Yesterday I was tiptoeing towards the idea that Tobacco Control, instead of being something benign and good and life-enhancing, was something malign and evil and life-destroying.
In fact I’ve already more or less completely adopted this view. For a long time I’ve seen Tobacco Control as an enemy that must be defeated, an enemy that must be destroyed. I’ve said as much many times. I may not know how to defeat it, but I’m quite sure that it must be defeated somehow.
It’s one reason why I’m not interested in talking to people in Tobacco Control. I’m really only interested in encouraging and enabling opposition to Tobacco Control, and building the army that will destroy it. After all, Tobacco Control is an army, and a highly effective and disciplined army. It’s going to take another army to defeat an army like that.
And I think the army is out there, scattered all over the world, among the world’s 1.5 billion smokers, almost all of whom are experiencing to one degree or other the depredations of Tobacco Control. And there are also plenty of non-smokers out there who are equally appalled by Tobacco Control.
How do armies form? How was it – to consider just one of countless examples – that the colonists on the east coast of America managed to raise an army, and defeat the highly professional British army, and gain their independence? Did that army simply spring out of the ground overnight, upon the the very first call to arms? I bet it didn’t. I bet it didn’t because a great many of those colonists regarded themselves as English, and had close ties to England: people like Tom Paine, for example. It must have torn people apart to take up arms against their home country. It must have torn families and towns apart. A great many people probably refused to fight King and Country, and regarded anyone who did as traitorous. Such people may even have returned to England once independence was won.
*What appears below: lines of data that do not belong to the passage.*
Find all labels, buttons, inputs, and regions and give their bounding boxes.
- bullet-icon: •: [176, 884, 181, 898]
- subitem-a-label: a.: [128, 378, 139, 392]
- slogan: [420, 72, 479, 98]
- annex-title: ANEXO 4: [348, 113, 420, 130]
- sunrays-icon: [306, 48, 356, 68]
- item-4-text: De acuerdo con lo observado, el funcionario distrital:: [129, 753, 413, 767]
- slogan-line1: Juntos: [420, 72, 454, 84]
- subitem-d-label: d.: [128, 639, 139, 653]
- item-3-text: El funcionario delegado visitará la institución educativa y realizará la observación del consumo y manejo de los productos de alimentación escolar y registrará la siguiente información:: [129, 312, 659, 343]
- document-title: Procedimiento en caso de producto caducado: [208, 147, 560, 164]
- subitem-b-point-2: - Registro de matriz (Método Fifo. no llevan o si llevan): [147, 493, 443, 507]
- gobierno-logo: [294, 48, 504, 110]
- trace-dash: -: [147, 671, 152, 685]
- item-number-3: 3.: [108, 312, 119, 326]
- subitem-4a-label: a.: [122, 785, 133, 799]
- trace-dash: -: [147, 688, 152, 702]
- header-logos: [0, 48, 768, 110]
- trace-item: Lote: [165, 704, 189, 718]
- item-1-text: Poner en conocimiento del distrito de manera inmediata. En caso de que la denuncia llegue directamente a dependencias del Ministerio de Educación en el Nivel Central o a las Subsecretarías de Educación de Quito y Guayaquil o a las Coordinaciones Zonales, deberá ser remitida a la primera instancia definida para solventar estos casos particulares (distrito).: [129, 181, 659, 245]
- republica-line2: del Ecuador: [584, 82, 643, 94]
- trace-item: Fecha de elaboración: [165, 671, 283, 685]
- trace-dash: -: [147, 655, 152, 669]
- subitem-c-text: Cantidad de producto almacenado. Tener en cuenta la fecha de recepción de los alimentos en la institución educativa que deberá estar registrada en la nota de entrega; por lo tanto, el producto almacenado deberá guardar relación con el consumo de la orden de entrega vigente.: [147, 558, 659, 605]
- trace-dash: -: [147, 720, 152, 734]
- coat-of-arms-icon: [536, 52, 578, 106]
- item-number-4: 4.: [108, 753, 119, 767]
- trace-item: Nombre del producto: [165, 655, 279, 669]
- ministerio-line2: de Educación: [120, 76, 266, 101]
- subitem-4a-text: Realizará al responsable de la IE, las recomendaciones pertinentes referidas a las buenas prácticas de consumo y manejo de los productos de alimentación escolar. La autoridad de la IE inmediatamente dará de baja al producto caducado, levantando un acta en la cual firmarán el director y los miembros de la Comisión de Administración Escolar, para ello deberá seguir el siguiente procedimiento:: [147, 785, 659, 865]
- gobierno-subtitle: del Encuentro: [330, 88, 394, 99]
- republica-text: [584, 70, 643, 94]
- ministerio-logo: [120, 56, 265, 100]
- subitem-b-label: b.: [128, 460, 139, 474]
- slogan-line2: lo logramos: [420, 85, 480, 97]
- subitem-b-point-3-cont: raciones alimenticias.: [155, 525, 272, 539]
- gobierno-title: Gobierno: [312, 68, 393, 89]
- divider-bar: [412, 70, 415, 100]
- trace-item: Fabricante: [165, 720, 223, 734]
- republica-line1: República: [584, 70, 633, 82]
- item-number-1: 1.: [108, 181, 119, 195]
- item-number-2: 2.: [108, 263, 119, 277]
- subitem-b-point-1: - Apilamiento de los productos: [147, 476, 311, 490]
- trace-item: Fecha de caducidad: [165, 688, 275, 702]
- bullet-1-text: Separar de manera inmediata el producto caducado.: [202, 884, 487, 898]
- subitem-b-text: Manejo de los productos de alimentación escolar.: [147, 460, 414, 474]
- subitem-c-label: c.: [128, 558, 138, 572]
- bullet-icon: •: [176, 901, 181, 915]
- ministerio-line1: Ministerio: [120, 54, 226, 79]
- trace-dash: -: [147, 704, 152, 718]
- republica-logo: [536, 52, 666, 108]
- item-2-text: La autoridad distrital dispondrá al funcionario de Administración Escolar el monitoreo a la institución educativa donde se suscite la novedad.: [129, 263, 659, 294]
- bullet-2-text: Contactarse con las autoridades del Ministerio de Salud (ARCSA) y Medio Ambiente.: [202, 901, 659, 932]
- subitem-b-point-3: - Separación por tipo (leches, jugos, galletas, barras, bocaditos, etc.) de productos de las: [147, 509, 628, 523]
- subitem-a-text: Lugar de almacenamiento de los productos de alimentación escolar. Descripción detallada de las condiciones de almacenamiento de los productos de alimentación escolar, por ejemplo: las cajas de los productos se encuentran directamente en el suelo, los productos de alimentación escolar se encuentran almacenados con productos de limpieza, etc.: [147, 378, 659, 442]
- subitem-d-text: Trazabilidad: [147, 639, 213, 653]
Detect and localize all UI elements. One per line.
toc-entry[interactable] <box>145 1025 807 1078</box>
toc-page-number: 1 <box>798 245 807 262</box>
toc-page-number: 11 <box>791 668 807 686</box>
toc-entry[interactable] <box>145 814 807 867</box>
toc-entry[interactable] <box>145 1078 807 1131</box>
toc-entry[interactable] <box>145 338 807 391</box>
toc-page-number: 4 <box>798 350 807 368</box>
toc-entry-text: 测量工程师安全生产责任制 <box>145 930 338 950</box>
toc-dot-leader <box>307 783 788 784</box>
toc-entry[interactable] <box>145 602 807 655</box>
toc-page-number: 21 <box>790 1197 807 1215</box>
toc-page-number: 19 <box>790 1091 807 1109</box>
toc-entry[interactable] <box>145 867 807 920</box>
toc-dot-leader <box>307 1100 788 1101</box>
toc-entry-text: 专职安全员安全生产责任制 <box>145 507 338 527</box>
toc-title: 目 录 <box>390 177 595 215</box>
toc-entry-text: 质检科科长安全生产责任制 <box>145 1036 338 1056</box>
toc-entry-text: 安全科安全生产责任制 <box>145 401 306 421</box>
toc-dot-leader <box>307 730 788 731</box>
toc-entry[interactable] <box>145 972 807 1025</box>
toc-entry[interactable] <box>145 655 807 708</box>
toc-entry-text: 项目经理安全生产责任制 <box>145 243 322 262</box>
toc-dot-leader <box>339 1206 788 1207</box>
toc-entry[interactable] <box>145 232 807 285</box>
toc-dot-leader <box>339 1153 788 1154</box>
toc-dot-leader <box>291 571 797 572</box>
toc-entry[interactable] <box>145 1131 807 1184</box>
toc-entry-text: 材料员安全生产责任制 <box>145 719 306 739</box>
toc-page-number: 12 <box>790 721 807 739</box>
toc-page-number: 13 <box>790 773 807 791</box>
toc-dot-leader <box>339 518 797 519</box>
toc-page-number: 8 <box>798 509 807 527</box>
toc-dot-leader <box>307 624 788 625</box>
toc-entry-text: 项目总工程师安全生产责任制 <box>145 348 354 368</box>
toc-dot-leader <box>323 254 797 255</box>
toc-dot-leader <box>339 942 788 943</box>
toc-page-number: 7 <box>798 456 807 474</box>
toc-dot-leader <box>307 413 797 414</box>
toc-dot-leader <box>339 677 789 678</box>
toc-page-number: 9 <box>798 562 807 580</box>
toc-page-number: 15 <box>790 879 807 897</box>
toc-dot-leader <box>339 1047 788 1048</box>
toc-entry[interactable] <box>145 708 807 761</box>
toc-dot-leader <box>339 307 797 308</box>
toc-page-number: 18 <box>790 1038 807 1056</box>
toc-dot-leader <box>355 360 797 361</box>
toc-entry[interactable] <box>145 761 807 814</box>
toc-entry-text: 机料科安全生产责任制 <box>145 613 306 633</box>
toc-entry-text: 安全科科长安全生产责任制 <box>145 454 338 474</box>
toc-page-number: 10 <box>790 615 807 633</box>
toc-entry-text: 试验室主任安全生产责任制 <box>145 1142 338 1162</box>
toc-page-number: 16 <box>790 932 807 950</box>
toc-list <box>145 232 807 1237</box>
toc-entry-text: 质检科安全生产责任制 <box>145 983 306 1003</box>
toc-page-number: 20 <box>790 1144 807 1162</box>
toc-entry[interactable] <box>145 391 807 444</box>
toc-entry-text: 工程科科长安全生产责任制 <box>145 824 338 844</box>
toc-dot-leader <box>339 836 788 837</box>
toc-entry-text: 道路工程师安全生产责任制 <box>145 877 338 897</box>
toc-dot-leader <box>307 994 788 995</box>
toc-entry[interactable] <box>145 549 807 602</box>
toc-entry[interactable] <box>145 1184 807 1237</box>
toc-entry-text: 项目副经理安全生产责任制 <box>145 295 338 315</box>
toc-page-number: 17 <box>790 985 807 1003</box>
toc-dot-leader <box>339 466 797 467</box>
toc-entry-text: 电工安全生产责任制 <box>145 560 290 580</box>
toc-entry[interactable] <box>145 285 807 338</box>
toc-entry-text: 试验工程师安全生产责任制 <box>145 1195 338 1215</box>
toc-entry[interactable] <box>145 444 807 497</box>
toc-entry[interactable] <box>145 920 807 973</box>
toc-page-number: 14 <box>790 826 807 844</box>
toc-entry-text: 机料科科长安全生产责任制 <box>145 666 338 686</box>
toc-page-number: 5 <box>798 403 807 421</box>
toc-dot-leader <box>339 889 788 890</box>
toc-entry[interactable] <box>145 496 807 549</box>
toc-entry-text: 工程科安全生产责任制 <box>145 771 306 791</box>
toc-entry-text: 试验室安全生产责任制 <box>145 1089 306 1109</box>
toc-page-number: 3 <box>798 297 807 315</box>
I’d suggest that the colonists were very much divided among themselves, and it took many years of debate and argument and thought (and even prayer) before enough of them were resolved to fight.
It’s probably always like that, everywhere. People don’t want to fight. They much prefer peace. It takes a lot to rouse them to war. It takes an insolent and arrogant enemy that tramples upon them, unchecked, to rouse their anger, and rouse them to the realisation that they’re going to have to fight.
In the case of the American colonists, that enemy was one that they thought should be – and had been – their friend and kinsman: the distant and unaccountable British government which was now insolently and arrogantly loading taxes upon them.
Is it any different now with distant and unaccountable Tobacco Control, which is insolently and arrogantly loading taxes on smokers all over the world, and denigrating and defaming them in the process, and ignoring their protests. Isn’t Tobacco Control a new and distant King George? And isn’t it only natural that, while some of us rail against Tobacco Control, a great many smokers retain a metaphorical allegiance to “King and Country” – by still believing more or less everything that is said against tobacco by all the doctors and scientists and experts in Tobacco Control.
The situation of smokers all over the world is the same as that of the American colonists in the years before the American Revolution. They’re growing increasingly outraged at what is being done to them, but they are powerless to do anything about it. And my blog is one of those Boston taverns where angry colonists met up regularly to complain to each other about the latest outrage committed by the British government, and to ask what could be done about it. Nobody was quite agreed. Some insisted that when the British government was presented with their justified grievances, it would see reason. And others insisted that King George would never see reason, and would instead send an army of redcoats to crush all protests. The debates lasted all evening, and were renewed again the following day. And periodically one of the Governor’s redcoats – a Dickie Doubleday – would manage to get into the tavern, and to jeer at all those there assembled.
One day, some of the world’s smokers are going to find themselves standing on their own version of the bridge at Concord, facing a redcoat army from Tobacco Control. It may not be that the battle will be fought with guns and bullets. Maybe it’ll be fought with cyber weapons. And it will mark the outbreak of a global war between smokers and antismokers. Because if the war of American Independence was fought wholly on American soil, this one will be fought everywhere, and will see just as many defeats as victories.
And it would help to encourage them, as they load their cyber-muskets on the bridge, if they had learned to think that their enemy – Tobacco Control – was not something good, as they had once thought, but was something profoundly evil, which had to be fought, had to be resisted at every step. They will have to feel that they are fully justified in fighting Tobacco Control. They are going to have to be firmly of the view that they have right on their side.
Such things are only discovered by debate and discussion, just as they once were in the taverns of Boston.